Kyng
Rookie
Posts: 161
|
|
« Reply #1 on: March 14, 2018, 07:15:39 PM » |
|
Well, let's look at the demographic breakdown of both Mississippi and Alabama:
According to the 2010 US Census, Alabama was 68.6% White (67.0% non-Hispanic White), 26.2% Black, and 5.2% Other or Mixed. (3.9% were Hispanic or Latino of any race, so so I'm guessing about 2 of that 5.2% is Hispanics who don't self-identify as anything else, and 3.2% is Asians, Native Americans, Mixed, and so on)
Compare this to the CNN exit poll for the 2017 special election: 66% non-Hispanic White, 29% Black, 3% Hispanic, 2% Other. Essentially, blacks are overrepresented by roughly 3%, and the other racial groups are underrepresented by roughly 1% each.
Now, let's look at Mississippi. According to the 2010 US Census, this is 59.1% White (58.0% non-Hispanic White), 37.0% Black, 3.9% Other or Mixed (2.7% Hispanic or Latino of any race). If we apply similar shifts to those in Alabama, we'd end up with an electorate which is 57% non-Hispanic White, 40% Black, 2% Hispanic, 1% Others.

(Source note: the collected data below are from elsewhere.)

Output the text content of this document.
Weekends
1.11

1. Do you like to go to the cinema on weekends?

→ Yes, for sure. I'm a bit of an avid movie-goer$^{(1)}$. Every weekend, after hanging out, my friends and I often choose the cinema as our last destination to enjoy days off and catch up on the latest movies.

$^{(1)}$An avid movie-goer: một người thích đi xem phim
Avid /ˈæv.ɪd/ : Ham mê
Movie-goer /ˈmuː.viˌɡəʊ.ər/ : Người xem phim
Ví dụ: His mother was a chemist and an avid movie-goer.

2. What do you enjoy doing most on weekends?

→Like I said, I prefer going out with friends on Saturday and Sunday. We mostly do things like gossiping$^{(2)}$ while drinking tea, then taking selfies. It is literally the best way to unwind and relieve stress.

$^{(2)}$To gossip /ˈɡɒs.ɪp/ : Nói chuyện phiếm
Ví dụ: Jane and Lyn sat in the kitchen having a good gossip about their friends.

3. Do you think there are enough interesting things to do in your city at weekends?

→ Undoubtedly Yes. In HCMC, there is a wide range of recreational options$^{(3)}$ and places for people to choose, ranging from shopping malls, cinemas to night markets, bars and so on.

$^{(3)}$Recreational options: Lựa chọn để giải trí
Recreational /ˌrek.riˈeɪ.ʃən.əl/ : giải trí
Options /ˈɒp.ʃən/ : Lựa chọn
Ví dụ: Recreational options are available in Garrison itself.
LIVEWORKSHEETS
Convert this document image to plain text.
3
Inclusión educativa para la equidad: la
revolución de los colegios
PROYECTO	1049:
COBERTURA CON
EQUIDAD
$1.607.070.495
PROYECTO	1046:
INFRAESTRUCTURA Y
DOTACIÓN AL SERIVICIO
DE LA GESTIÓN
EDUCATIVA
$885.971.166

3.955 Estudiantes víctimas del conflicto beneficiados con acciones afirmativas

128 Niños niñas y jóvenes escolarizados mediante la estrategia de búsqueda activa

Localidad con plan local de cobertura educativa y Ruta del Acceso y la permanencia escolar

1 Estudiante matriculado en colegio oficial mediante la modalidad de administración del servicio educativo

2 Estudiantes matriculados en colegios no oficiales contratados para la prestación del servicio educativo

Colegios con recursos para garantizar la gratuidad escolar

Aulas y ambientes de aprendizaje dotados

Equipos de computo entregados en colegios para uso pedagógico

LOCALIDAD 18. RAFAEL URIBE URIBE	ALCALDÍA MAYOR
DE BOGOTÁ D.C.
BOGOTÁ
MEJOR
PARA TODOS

Now, in Alabama, Doug Jones got 30% of the White vote and 96% of the Black vote (the other groups were too small to show up in the exit poll). Barring a Roy Moore situation, I won't be as generous to the Democratic nominee in Mississippi: I'll give them 92.5% of the Black vote and 67% of Hispanics and Others. This alone would get the Democrat to (40 * 0.925) + (3 * 0.67) = 39% of the popular vote. The remaining 11% would need to come from non-Hispanic White voters - so, the Democrat would require (11/57 * 100) = 19.3% of the non-Hispanic White vote. Not the 30% that Doug Jones got in Alabama - but then, the GOP nominee isn't Roy Moore either.
So, with some generous assumptions - including a demographic turnout profile similar to that seen in Alabama - it'd be doable.
I'd still consider it to be Likely R: a big ask if the GOP candidate is even half-decent, but you never know.